A language model knows only what was present in its training data and what is supplied in the current prompt. For most practical applications—answering questions about internal documentation, summarizing a company’s policies, or reasoning over a knowledge base—neither source is sufficient on its own. Retrieval-augmented generation, commonly abbreviated as RAG, addresses this gap by fetching relevant information at query time and placing it into the prompt. This article explains how RAG works, when it is the appropriate choice, and the components required to build it.
The Core Idea
The central insight of RAG is that a model does not need to memorize your data; it needs to be handed the right portion of that data at the moment of a query. Rather than fine-tuning a model on a corpus—an expensive process that must be repeated whenever the corpus changes—RAG keeps the data external and retrieves only the passages relevant to the current question. The model then generates an answer grounded in those passages. The result is a system that can cite current information, be updated by simply editing the underlying documents, and confine the model’s reasoning to verified source material.
Why Not Just Put Everything in the Prompt
Modern models accept large context windows, which raises a reasonable question: why retrieve at all, rather than including the entire corpus in every prompt? Two constraints make this impractical. First, cost and latency scale with the number of input tokens, so submitting an entire knowledge base on every request is wasteful. Second, relevance degrades as irrelevant material accumulates; a model handed fifty documents to answer a question about one of them performs worse than a model handed the single pertinent passage. Retrieval is, in effect, a relevance filter that improves both economy and accuracy.
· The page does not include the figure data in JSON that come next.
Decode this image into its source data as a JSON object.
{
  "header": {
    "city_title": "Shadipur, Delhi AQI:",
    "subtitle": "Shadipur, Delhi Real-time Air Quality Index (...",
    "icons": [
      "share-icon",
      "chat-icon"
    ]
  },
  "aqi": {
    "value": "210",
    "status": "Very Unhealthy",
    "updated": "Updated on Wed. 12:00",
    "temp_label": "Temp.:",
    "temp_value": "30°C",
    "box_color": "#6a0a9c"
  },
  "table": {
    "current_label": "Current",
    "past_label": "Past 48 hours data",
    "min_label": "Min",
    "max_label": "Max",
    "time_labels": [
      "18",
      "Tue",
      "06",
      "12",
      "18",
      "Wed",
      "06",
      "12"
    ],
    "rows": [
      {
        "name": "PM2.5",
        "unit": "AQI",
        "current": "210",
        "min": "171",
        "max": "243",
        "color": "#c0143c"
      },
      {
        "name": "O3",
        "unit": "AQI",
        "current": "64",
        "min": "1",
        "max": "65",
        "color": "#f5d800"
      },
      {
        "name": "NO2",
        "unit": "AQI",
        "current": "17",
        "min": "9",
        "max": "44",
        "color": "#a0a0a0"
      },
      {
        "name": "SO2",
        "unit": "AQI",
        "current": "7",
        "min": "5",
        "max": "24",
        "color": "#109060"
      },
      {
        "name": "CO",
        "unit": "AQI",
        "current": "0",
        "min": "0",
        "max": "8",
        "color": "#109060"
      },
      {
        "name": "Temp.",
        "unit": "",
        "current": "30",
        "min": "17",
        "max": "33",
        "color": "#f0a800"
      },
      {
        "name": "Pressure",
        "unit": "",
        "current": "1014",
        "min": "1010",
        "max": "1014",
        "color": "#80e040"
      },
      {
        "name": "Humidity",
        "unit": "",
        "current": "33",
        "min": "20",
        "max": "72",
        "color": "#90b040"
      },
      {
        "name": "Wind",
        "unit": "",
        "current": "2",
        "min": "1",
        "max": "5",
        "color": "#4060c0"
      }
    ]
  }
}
The Components of a Pipeline
A working RAG system comprises several stages. First, documents are split into chunks of manageable size, because retrieval operates on passages rather than whole files. Each chunk is then converted into a numerical representation, called an embedding, that captures its meaning; both OpenAI and Anthropic document embedding-based retrieval as the standard approach. These embeddings are stored in a vector index that supports similarity search. At query time, the user’s question is embedded with the same model, the index returns the most similar chunks, and those chunks are inserted into the prompt alongside the question. The model generates its answer from this assembled context.
Practical Considerations
The quality of a RAG system depends heavily on choices that are easy to overlook. Chunk size involves a trade-off: chunks that are too small fragment ideas across passages, while chunks that are too large dilute relevance and consume context budget. The instruction given to the model matters as well; it should direct the model to answer only from the supplied passages and to state plainly when the passages do not contain the answer, which curtails fabrication. Including the source of each passage in the prompt allows the system to present citations, an important feature where users must verify claims.
When RAG Is Appropriate
RAG is the right tool when answers must be grounded in a specific, changing body of knowledge that the model was not trained on—internal wikis, product manuals, legal documents, or support archives. It is less suitable when the task requires the model to learn a new skill or output style rather than to recall facts; that is the province of fine-tuning. In my work, the majority of practical knowledge-base applications are served by RAG precisely because the underlying documents change frequently and must remain authoritative.
Conclusion
Retrieval-augmented generation reconciles a fixed, pre-trained model with the dynamic, proprietary data that real applications depend upon. By retrieving relevant passages at query time and grounding generation in them, RAG delivers current, verifiable answers without the cost of retraining. Understanding its components—chunking, embedding, indexing, and retrieval—and the trade-offs within each is what separates a fragile prototype from a system that answers reliably from your own data.